David Cantrell wrote:
Nathan Rosenquist wrote:
Also, not to spread FUD, but I"m almost positive that meta information
about the files (like timestamps, maybe even permissions, etc) might get
lost if 2 identical files with different meta information are merged.
They will get lost. EVERYTHING about a file apart from its name is
stored in the inode, so if two files share an inode they have to share
all that other stuff.
That said, this works surprisingly well in many cases. For instance,
if a bunch of machines have the same distribution and packages
installed, then it's pretty likely that their times and permissions
and whatnot are the same. I also have used this when I needed to
transition services between machines. I'll either cp -al the big data
on the backup server before the first rsnapshot, or after the
rsnapshot use a script to stitch everything back together.

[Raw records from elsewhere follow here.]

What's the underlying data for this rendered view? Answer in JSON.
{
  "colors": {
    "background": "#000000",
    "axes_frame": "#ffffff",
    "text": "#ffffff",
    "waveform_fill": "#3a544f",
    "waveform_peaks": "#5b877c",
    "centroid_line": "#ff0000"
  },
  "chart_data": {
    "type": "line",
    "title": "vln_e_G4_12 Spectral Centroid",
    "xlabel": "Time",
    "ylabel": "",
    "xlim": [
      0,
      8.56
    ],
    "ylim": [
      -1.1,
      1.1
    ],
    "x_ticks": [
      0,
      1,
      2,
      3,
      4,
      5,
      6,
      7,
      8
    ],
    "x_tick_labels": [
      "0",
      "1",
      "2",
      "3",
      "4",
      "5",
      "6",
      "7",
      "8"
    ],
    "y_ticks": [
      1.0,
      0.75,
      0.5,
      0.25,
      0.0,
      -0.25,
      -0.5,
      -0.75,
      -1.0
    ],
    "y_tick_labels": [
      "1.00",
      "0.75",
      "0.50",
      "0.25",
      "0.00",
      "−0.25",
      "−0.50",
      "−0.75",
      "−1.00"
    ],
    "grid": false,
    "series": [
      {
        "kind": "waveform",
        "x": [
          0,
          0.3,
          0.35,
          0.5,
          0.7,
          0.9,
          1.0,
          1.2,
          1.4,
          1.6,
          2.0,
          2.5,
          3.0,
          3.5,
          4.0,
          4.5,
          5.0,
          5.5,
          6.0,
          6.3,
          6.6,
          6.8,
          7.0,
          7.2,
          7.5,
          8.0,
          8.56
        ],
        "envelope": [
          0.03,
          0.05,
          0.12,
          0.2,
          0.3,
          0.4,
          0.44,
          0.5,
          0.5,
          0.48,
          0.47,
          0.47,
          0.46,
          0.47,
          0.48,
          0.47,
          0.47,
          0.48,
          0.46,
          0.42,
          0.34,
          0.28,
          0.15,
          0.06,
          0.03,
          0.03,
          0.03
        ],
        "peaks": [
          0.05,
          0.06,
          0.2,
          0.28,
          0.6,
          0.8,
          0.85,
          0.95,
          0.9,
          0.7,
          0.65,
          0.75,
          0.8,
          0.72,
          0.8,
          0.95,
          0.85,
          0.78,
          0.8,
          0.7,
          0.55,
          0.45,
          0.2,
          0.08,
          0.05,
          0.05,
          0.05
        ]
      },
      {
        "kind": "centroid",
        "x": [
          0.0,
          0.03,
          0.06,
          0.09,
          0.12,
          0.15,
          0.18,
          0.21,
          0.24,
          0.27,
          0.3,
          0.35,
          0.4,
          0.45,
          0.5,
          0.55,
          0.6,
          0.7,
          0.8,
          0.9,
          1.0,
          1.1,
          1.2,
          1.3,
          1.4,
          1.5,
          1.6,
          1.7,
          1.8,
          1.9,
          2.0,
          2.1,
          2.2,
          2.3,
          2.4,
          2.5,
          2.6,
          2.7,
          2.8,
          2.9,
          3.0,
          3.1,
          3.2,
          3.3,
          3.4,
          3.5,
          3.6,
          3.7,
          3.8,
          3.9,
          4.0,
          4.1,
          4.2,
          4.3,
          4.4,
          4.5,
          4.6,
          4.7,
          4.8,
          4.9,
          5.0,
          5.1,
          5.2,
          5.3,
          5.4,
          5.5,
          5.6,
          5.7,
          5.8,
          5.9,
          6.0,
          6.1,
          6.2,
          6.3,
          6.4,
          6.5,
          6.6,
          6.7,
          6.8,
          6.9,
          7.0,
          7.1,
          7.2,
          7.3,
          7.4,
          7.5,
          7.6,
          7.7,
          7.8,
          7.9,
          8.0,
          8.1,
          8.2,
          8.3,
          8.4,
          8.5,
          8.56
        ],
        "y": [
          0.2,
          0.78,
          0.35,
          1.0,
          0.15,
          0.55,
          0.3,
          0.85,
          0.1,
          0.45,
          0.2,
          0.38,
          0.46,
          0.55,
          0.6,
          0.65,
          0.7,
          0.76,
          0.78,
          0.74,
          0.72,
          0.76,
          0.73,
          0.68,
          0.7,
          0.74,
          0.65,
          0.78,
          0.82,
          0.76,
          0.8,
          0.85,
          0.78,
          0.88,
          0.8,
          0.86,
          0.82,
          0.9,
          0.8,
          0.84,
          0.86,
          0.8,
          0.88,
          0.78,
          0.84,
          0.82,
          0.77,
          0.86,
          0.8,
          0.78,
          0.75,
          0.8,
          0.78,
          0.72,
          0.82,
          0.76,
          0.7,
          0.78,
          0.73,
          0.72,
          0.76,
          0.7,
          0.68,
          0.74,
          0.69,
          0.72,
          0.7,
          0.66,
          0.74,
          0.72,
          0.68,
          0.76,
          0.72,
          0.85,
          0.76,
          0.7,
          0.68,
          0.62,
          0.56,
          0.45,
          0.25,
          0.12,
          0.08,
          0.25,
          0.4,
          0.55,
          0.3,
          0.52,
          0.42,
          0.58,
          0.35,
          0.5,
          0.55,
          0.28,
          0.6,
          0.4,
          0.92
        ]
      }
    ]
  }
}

Rather than calling stat() n^m times, I recommend calling it n times and
using join("," (stat($file))[0, 2..10]) as the key in a hash of
arrayrefs. This assumes you have the memory available for a Very Big
data structure.
A trick I've seen (and later used) was to run a find across the
filesystem, emitting the inode, size, relevant timestamps,
permissions, owner, and path, into a giant file. Then sort that file
using sort, which is pretty efficient for sorting such a huge file,
compared to anything you're likely to whip up in Perl. _Then_ feed
that file to a Perl script which scans it looking for potential
matches (different inodes, but otherwise same information) and groups
them together, then runs checksums on them to winnow things down
another level. Lastly, hardlink anything which seems likely, possibly
with a byte-for-byte compare beforehand.
It sounds convoluted, but by using the external sort, the comparison
pass doesn't really need much memory, so it's pretty fast (compared to
the single-pass "collect all the information and process" version).